If you travel around the world, one interesting thing you’ll discover is that when you tell people that you live in New York City, they often assume you’re talking about Times Square. The iconic giant electronic billboards, world-famous Theater District, New Year’s Rockin’ Eve, and round-the-clock energy have come to symbolize the real NYC to people who don’t actually live here. Movies and plays like 42nd Street, A Chorus Line, and Vanilla Sky have practically made the area a living, breathing character, so it’s easy to see why it’s the most identifiable and most visited part of the city.
It’s one of the most transformed parts of the city, too: Gone is the grit of the Midnight Cowboy–era Times Square, replaced by a district where families can safely hang out at night. While some lament the area’s “Disneyfication,” others celebrate its revitalization. And increasingly, it’s becoming a place NYC residents are calling home. While traditionally known as a heavily commercial area, it’s seen a 15 percent increase in residential households over the past decade. If you’re thinking of dipping your toe into the Times Square real estate wading pool, consider the pros and cons of living there.
Luxury living: People moving here will have their pick of some of the most glamorous residential options in the city. Many of the residential options in the area are geared toward people who are extremely busy with their careers and who demand the best. Amenities such as 24-hour doormen and fully equipped gyms are par for the course here.
Easy transport: Times Square is easily the most visited part of the city, with over 300 thousand people passing through daily and almost 40 million annually, and transportation into and out of the area is plentiful. Nearly every train line in the city passes along 42nd Street from east to west, with the S and 7 trains making transferring to other train lines easy. In additional to the subway, buses and cabs are beyond plentiful here.
Too many people: Of course, tourism is vital to the local economy, and the city would have an impossible time trying to survive without them and the businesses that call the area home. But when you have literal hordes of people walking around in what amounts to your front yard, it can be a bit overwhelming, especially when it’s groups of wide-eyed sightseers shuffling along the sidewalks. Again, it’s understandable — that Toys”R”Us Ferris wheel is really something — but when you’re trying to get to work or your apartment, wading through the throngs can be downright maddening.

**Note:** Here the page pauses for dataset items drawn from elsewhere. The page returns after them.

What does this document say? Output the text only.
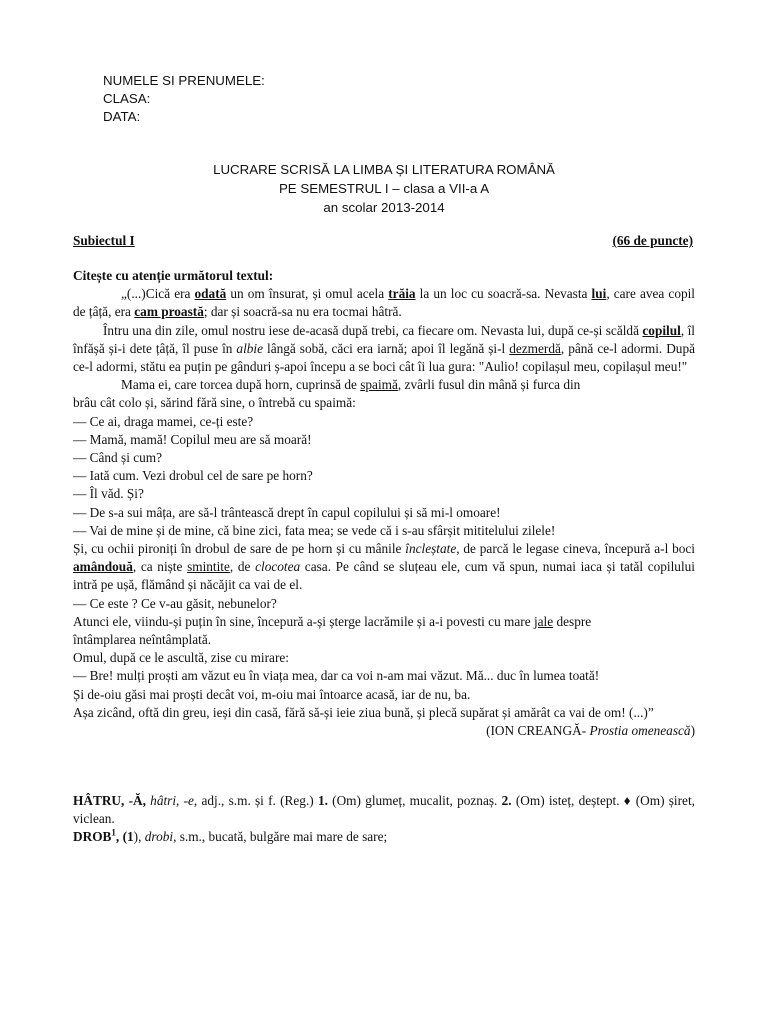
NUMELE SI PRENUMELE:
CLASA:
DATA:
LUCRARE SCRISĂ LA LIMBA ȘI LITERATURA ROMÂNĂ
PE SEMESTRUL I – clasa a VII-a A
an scolar 2013-2014
Subiectul I	(66 de puncte)

Citește cu atenție următorul textul:

„(...)Cică era odată un om însurat, și omul acela trăia la un loc cu soacră-sa. Nevasta lui, care avea copil de țâță, era cam proastă; dar și soacră-sa nu era tocmai hâtră.

Întru una din zile, omul nostru iese de-acasă după trebi, ca fiecare om. Nevasta lui, după ce-și scăldă copilul, îl înfășă și-i dete țâță, îl puse în albie lângă sobă, căci era iarnă; apoi îl legănă și-l dezmerdă, până ce-l adormi. După ce-l adormi, stătu ea puțin pe gânduri ș-apoi începu a se boci cât îi lua gura: "Aulio! copilașul meu, copilașul meu!"

Mama ei, care torcea după horn, cuprinsă de spaimă, zvârli fusul din mână și furca din

brâu cât colo și, sărind fără sine, o întrebă cu spaimă:

— Ce ai, draga mamei, ce-ți este?

— Mamă, mamă! Copilul meu are să moară!

— Când și cum?

— Iată cum. Vezi drobul cel de sare pe horn?

— Îl văd. Și?

— De s-a sui mâța, are să-l trântească drept în capul copilului și să mi-l omoare!

— Vai de mine și de mine, că bine zici, fata mea; se vede că i s-au sfârșit mititelului zilele!

Și, cu ochii pironiți în drobul de sare de pe horn și cu mânile încleștate, de parcă le legase cineva, începură a-l boci amândouă, ca niște smintite, de clocotea casa. Pe când se sluțeau ele, cum vă spun, numai iaca și tatăl copilului intră pe ușă, flămând și năcăjit ca vai de el.

— Ce este ? Ce v-au găsit, nebunelor?

Atunci ele, viindu-și puțin în sine, începură a-și șterge lacrămile și a-i povesti cu mare jale despre

întâmplarea neîntâmplată.

Omul, după ce le ascultă, zise cu mirare:

— Bre! mulți proști am văzut eu în viața mea, dar ca voi n-am mai văzut. Mă... duc în lumea toată!

Și de-oiu găsi mai proști decât voi, m-oiu mai întoarce acasă, iar de nu, ba.

Așa zicând, oftă din greu, ieși din casă, fără să-și ieie ziua bună, și plecă supărat și amărât ca vai de om! (...)”

(ION CREANGĂ- Prostia omenească)

HÂTRU, -Ă, hâtri, -e, adj., s.m. și f. (Reg.) 1. (Om) glumeț, mucalit, poznaș. 2. (Om) isteț, deștept. ♦ (Om) șiret, viclean.

DROB$^1$, (1), drobi, s.m., bucată, bulgăre mai mare de sare;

Too expensive: A bottle of water that normally costs one dollar elsewhere can cost three times that in Times Square. Hot dog vendors can charge you $3 for a simple frank. Retailers tend to price things higher in this area in order to cover their own increasing costs. While these are one-off situations for visitors, they’re year-round issues for residents. Luckily, more reasonable prices for things like groceries are simply a subway ride (or a FreshDirect online order) away. Apartments are expensive here, too — but Times Square is one of those places where you get what you pay for.